Margaret Chin, the incumbent City Council member of District 1, visited Sing Tao Daily to seek the paper’s endorsement on Aug. 3. During the meeting, Chin said her track record of helping Chinatown as well as the diverse communities in her district make her confident about her re-election. And when asked whether she plans to run for higher public office four years later, Chin didn’t say no. Virginia Kee and Jenny Low, leaders from the United Democratic Organization and Chin’s supporters, and Robin Mui, chief executive officer of Sing Tao America, Rick Ho, general manager of Sing Tao East Coast, and Lotus Chau, chief reporter of Sing Tao New York, were present at the meeting.

[Editor’s note: Democrats running against Chin in the primary race are Aaron Foldenauer, Dashia Imperiale, and Christopher Marte. Bryan Jung is unopposed as the Republican candidate for the seat.]

Growing up in Chinatown where her parents were restaurant and garment workers, Chin started to do community service in the neighborhood when she was in college. Later she joined Asian Americans for Equality to work on housing rights. She was elected in 2009 after four failed attempts to become the first Chinese council member representing Chinatown in the century-long history of the neighborhood, and won re-election in 2013.

Chin said it has not been an easy road for her. A few months after her first election, Chinatown suffered the devastating Grand Street fire when two apartment buildings on the street were damaged and more than 60 families lost their homes. Chin, a freshman in the City Council worked day and night to find resources to help the tenants. In her first term, then Mayor Michael Bloomberg slashed the city’s social services budget, and Chin fought shoulder to shoulder with community advocates to keep key services.

Then, in her second term, there was the Peter Liang case that rattled the entire Chinese community. Chin, who publicly supported the indictment of the Chinese-American cop who accidentally shot dead unarmed African-American citizen Akai Gurley, was called by many in her own community a “traitor.”

Chin still seemed heavy hearted when talking about the Liang case today. “Some people said I didn’t care about the Chinese community. But I love my community,” said Chin. “When he was convicted, I felt very sad. I felt for Liang’s mother.
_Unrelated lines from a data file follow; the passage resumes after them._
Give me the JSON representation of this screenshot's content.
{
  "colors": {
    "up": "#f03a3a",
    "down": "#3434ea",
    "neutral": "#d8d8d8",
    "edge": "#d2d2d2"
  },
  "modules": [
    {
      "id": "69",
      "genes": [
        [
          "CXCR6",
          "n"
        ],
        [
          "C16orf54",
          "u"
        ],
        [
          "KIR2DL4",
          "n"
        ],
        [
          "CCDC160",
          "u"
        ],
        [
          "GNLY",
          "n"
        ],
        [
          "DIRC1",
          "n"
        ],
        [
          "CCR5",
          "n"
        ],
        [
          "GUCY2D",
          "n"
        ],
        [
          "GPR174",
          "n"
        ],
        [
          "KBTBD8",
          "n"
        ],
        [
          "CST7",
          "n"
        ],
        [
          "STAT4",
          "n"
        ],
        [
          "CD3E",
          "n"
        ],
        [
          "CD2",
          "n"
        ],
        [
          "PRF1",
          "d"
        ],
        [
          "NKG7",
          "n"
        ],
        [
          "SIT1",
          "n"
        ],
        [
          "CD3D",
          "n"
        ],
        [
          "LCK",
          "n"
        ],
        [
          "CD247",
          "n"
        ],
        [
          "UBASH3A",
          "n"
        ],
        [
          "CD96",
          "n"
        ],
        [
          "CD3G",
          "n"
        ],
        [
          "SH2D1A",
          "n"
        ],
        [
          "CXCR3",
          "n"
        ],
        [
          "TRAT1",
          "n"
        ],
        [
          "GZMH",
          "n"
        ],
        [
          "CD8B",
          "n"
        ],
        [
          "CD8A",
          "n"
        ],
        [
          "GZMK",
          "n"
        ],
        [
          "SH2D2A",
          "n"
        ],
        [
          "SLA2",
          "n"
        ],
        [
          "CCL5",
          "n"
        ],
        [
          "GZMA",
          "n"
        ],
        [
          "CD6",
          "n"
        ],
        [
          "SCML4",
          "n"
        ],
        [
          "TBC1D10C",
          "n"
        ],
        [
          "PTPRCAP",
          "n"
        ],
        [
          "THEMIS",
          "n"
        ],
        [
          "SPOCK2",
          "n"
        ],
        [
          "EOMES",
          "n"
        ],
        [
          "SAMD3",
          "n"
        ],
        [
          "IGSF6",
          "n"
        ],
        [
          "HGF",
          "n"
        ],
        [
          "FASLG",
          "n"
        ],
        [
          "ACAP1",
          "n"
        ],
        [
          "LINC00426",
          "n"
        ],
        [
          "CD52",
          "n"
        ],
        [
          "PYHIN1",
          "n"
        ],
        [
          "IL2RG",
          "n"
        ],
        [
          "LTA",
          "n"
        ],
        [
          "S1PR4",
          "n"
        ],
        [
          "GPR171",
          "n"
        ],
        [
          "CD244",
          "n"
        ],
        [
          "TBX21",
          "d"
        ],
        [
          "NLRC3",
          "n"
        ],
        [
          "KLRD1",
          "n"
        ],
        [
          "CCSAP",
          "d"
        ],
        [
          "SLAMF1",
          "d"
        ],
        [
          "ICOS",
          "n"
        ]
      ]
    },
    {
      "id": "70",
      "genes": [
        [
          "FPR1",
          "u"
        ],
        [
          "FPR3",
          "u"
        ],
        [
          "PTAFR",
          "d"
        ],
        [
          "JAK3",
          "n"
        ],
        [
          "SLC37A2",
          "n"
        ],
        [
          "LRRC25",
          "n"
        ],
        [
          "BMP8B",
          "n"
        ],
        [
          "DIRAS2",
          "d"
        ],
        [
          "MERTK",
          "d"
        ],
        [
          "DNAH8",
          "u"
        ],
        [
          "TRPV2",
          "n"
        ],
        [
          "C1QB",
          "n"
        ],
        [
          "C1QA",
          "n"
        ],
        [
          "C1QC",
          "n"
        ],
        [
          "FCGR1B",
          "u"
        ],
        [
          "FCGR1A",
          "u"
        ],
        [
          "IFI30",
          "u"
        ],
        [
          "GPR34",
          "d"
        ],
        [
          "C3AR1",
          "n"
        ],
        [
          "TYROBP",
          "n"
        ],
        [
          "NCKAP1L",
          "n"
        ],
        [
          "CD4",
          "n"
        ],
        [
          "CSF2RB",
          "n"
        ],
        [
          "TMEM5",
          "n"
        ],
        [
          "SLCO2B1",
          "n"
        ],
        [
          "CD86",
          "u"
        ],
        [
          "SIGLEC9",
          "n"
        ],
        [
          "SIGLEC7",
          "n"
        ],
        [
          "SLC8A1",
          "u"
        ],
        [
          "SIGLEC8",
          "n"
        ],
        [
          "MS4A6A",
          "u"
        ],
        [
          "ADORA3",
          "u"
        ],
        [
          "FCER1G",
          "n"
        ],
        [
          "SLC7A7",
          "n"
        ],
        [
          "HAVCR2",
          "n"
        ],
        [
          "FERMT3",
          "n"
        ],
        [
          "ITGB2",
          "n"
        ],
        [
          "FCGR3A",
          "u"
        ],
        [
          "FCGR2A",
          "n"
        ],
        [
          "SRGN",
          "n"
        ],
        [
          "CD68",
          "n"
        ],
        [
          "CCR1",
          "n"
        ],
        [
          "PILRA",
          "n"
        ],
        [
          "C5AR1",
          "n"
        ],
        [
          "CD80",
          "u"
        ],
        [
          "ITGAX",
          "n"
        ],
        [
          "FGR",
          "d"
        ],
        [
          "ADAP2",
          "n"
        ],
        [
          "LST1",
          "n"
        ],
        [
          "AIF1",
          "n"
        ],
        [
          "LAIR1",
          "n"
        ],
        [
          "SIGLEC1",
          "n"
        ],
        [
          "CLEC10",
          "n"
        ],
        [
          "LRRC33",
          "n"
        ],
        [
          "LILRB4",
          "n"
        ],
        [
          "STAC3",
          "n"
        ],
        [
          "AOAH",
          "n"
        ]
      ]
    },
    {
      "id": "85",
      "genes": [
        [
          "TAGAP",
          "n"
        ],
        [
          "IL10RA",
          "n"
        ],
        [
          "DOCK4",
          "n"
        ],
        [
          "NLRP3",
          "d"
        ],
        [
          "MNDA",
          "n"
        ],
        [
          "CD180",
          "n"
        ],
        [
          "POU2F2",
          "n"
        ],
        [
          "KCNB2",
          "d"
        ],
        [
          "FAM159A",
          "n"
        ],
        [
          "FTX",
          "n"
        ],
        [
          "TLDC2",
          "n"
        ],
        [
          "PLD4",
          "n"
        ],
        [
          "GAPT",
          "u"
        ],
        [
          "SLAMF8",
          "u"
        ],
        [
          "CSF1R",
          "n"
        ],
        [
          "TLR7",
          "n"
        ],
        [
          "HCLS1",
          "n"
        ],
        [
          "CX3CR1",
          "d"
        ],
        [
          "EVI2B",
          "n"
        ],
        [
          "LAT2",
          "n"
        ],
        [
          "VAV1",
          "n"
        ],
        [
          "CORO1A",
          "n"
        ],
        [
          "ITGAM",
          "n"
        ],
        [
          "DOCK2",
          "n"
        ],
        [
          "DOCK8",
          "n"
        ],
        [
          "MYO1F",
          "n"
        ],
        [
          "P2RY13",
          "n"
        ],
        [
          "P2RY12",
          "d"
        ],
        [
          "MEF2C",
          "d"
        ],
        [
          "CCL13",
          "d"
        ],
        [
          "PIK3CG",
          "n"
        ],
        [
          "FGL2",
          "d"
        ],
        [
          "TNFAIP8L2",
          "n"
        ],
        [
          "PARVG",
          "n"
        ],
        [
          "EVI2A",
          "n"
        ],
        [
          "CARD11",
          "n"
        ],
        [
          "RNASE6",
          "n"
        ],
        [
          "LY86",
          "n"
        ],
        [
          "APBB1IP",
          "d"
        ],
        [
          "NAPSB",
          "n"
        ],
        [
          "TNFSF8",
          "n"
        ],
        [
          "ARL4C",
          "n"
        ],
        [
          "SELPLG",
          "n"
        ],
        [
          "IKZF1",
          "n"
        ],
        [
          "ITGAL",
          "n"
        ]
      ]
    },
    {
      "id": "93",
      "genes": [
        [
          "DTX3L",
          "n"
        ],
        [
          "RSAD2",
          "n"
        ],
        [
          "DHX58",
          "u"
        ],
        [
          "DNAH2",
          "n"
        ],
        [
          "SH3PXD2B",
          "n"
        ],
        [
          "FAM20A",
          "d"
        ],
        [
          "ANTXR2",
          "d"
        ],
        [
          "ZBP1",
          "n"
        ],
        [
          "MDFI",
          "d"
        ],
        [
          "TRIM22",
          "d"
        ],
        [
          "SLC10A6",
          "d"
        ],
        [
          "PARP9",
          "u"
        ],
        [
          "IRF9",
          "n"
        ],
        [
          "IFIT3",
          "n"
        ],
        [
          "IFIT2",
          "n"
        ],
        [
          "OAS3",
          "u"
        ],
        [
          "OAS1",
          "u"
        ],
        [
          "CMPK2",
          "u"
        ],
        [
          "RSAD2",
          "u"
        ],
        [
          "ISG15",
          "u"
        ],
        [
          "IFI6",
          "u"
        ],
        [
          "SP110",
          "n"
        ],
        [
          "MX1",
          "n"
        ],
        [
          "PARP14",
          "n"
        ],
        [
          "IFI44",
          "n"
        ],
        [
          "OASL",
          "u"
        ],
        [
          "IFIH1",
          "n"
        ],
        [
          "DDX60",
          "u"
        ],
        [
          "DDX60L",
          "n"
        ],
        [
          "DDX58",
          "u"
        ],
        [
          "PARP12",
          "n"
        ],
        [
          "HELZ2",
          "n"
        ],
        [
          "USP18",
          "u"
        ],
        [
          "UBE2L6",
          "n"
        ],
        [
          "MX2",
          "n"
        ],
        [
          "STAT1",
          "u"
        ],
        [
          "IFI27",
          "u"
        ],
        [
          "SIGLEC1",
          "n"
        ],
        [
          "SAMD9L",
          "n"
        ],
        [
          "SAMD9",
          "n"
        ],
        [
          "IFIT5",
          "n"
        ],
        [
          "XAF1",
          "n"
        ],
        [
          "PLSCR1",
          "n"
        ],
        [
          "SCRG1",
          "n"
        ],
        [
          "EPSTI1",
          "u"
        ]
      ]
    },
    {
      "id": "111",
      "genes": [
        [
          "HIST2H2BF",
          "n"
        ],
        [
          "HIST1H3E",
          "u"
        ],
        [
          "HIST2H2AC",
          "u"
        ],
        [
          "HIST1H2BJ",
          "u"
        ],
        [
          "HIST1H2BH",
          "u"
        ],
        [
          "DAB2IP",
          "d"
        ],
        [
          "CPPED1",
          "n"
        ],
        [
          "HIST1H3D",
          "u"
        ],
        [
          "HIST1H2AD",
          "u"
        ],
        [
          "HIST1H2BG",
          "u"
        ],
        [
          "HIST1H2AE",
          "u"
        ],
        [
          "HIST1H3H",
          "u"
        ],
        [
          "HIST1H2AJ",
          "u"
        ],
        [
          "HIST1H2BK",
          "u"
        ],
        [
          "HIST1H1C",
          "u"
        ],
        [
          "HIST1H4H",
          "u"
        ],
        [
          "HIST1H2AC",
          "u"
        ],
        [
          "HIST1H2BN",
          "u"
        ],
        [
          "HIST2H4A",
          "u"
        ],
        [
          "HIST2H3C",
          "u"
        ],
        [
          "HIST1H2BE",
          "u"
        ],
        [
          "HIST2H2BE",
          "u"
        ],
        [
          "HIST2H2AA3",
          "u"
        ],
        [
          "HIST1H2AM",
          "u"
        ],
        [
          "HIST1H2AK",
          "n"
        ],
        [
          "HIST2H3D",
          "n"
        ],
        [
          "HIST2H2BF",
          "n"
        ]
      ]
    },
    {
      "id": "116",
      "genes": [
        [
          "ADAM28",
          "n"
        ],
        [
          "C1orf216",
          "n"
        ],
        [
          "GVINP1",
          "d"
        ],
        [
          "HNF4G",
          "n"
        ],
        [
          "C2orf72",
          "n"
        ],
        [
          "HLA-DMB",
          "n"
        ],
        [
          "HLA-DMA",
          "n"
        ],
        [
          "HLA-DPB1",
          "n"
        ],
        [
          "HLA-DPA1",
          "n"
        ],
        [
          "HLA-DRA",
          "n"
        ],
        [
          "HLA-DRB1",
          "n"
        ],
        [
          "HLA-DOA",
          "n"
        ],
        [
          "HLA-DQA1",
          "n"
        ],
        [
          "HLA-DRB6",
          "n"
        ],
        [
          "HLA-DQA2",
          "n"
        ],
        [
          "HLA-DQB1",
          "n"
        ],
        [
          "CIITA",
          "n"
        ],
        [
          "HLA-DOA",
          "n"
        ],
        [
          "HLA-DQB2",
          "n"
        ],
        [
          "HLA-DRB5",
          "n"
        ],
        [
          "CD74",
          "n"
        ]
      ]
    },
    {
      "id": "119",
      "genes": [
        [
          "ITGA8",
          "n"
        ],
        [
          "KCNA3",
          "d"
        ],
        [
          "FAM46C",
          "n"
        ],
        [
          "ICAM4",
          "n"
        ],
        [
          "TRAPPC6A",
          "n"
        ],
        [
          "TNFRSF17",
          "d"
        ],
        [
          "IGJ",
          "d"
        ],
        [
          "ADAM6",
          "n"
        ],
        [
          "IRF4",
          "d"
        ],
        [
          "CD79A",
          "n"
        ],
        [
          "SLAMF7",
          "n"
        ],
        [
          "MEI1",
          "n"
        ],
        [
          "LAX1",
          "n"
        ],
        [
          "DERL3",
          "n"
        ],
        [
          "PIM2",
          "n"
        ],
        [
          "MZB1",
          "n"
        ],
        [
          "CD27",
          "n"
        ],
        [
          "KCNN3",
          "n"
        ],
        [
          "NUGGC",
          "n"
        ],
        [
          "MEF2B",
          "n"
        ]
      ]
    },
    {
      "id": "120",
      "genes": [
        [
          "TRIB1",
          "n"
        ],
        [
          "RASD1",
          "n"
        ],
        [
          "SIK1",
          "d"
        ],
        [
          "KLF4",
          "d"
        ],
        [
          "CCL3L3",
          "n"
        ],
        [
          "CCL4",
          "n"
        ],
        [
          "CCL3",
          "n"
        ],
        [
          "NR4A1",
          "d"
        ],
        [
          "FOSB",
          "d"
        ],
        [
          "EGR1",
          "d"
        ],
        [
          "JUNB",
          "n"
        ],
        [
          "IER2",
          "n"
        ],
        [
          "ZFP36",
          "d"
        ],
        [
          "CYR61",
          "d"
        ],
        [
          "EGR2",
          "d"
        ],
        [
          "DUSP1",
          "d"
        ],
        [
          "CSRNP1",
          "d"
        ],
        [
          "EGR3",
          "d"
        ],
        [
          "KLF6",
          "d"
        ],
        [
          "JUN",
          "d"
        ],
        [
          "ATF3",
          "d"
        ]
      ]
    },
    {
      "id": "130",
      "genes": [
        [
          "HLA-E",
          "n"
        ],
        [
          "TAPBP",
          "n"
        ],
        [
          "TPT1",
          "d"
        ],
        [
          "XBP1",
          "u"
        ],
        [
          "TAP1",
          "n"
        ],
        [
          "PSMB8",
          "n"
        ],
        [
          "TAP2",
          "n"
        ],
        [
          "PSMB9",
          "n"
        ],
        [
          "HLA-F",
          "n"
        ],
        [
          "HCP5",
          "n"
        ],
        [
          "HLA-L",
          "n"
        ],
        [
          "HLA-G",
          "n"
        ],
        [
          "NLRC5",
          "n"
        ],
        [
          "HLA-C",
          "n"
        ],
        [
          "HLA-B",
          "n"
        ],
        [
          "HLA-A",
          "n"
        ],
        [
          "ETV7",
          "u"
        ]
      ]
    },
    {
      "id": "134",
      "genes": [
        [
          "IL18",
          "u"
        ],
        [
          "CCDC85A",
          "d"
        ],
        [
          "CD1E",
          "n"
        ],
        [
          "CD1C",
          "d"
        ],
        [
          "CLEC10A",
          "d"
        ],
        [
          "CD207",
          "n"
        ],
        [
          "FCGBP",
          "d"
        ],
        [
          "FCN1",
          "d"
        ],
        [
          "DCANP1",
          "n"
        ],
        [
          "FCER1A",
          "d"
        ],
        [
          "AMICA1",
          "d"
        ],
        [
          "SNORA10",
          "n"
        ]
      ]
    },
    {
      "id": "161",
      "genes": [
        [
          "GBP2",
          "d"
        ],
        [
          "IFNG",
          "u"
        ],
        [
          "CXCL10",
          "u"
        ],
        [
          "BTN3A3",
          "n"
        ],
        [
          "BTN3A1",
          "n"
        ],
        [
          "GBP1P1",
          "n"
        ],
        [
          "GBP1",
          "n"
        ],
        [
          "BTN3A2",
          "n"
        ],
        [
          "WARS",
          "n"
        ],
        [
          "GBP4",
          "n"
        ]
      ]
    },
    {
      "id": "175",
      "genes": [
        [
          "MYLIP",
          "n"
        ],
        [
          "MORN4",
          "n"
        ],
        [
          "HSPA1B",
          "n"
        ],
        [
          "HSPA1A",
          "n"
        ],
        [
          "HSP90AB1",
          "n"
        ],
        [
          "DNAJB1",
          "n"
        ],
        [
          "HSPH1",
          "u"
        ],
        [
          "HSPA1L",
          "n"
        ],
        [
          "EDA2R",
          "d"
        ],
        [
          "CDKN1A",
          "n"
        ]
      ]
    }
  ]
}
I convinced 15 council members to sign the letter to the judge to ask for leniency in Liang’s sentence.”

In her second term, Chin was appointed chair of the City Council’s Committee on Aging. After years of persistent effort, she helped establish a baseline of $23 million additional funds for aging services in the city’s budget this year, a breakthrough that was celebrated by services organizations and seniors all over the city. But also during this term, several high-rise luxury buildings under construction or planned to be built along the East River on the Lower East Side made Chin a “public enemy” in the eyes of many community members who have been fighting against gentrification.

Chin said among the few buildings, the one under construction on the land where a Pathmark supermarket was located is not her fault. The building was approved without going through the City Council for a vote, and she had no way to interfere. The city was only able to set a mandate for affordable units with the developer when they applied to get the tax benefits. “People say I approved the building. That’s not true,” Chin said.

As for the buildings that are proposed to be built at Two Bridges, Chin said it’s still possible for the community to get more benefits from them. She is still fighting with the borough president’s office and the community to persuade the Department of City Planning to require the developers to go through the Uniform Land Use Review Procedure (ULURP) so that the City Council can have a say on, at least, the mandatory affordable units the developers have to offer to the community. Chin said they are ready to file a lawsuit if City Planning declines. “Many people thought they are done deals. They are not,” Chin said.

[Editor’s note: Land use issues have been controversial in Chinatown for years and concerns have escalated in this election year. Sing Tao Daily has reported on this in a previous story. The English version was published by Open City.]

What has also put Chin at a disadvantage in her re-election campaign is her close relationship with Mayor de Blasio. As the mayor is not particularly popular in the Chinese community, some people who don’t like the mayor make Chin into a scapegoat. “It’s important to have a good relationship with the administration. But I make sure I let the mayor know when I disagree with him. I think people saw this in the Town Hall meeting,” said Chin, referring to a meeting she hosted together with the mayor in June in Chinatown at which the council member blasted the mayor on issues such as the deal on Rivington House.

If she gets to serve a third term, will she be eying a higher position in politics four years later? “Everything is open. But I won’t leave the city. I’ll find some new adventure in the city,” Chin said.